The Danger of Government Interference with Speech

            Government cannot effectively deliver the mail, how can they possibly monitor what is preached in thousands of pulpits?  The only problem with the question posed is that it does not go far enough.  The current free speech battle is not in the pulpits of America, or the rest of the Western World for that matter.  The current free speech battle is being fought in public venues, like our streets, sidewalks, and parks.

             So, the question that really should be on each of our minds is whether the government has the right to decide what preachers preach in any place.  If free speech is going to remain truly free it has to be free everywhere.  It is not enough to relegate it to certain places.  That is not what our founding fathers had in mind when they enshrined our rights in the FIRST Amendment.  Nor is it what other leaders envisioned when they modeled their rights after the American Constitution. 

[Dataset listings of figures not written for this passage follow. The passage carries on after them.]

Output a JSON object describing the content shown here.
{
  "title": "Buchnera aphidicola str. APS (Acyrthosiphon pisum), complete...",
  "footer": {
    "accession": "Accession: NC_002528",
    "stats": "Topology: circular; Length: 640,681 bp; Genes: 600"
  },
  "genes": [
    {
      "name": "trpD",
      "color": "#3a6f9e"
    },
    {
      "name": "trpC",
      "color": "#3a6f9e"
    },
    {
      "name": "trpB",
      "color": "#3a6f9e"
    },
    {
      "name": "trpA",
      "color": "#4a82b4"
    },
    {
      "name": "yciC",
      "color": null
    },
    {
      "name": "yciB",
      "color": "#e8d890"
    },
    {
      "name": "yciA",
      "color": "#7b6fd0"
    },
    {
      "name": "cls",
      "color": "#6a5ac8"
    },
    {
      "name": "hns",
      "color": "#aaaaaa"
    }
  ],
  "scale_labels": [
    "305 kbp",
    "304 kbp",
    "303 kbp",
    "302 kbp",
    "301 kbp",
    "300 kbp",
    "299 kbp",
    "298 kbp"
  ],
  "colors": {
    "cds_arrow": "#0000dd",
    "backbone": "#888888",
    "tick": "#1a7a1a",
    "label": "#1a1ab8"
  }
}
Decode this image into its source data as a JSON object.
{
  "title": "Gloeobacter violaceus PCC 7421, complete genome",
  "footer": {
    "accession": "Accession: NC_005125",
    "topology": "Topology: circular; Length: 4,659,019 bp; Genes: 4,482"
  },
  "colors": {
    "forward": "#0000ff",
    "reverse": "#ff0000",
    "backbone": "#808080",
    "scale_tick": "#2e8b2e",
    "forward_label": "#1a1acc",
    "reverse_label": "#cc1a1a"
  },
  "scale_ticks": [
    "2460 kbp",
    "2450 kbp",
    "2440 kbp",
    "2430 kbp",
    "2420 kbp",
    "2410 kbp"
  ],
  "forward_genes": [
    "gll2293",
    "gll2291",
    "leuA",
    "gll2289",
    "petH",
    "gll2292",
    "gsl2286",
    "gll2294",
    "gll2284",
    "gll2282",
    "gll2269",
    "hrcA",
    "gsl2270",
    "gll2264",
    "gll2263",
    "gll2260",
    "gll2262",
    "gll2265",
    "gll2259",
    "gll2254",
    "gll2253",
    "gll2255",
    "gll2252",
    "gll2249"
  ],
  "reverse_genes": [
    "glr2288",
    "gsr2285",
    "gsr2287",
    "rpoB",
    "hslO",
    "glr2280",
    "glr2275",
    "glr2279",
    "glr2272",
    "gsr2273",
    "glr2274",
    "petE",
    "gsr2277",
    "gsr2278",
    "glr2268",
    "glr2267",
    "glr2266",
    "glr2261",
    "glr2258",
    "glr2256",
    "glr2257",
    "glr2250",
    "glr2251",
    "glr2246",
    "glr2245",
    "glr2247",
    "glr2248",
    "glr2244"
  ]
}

             Men and women of clear thinking have long understood the value of the free discourse of ideas.  Law makers have understood that freedom of speech only exists when we permit those we disagree with to speak free—not just those who say what we like. 

             This is one of the most problematic areas of the new permission regime we serve under.  This regime has been in place for years. 

             Our founding fathers did not believe in politically correct speech.  They had public and often verbally violent discussions on matters of national and spiritual consequence.  They understood that we can argue today and still have civil conversation later if we truly respect the right of others to agree and disagree with what we are saying.

             If we come to believe that the government does not have a right to control the speech from a pulpit, but limit the free speech on certain issues to the pulpit, then we are signing the death warrant of free speech. 

             It is not important that we respect free speech that occurs in private.  It is important that we respect free speech that occurs in public.  When we prohibit the speech of one, we harm the freedom of all.  That is simply the principle of intended and unintended consequences. 

             If we do not go further than freedom in pulpits we will ultimately find that even our pulpits are not free.  Restrictions to free speech will continue to restrict our lives.  What starts on the street will end in the pulpits.

             Then we will truly be wards of the state in every way.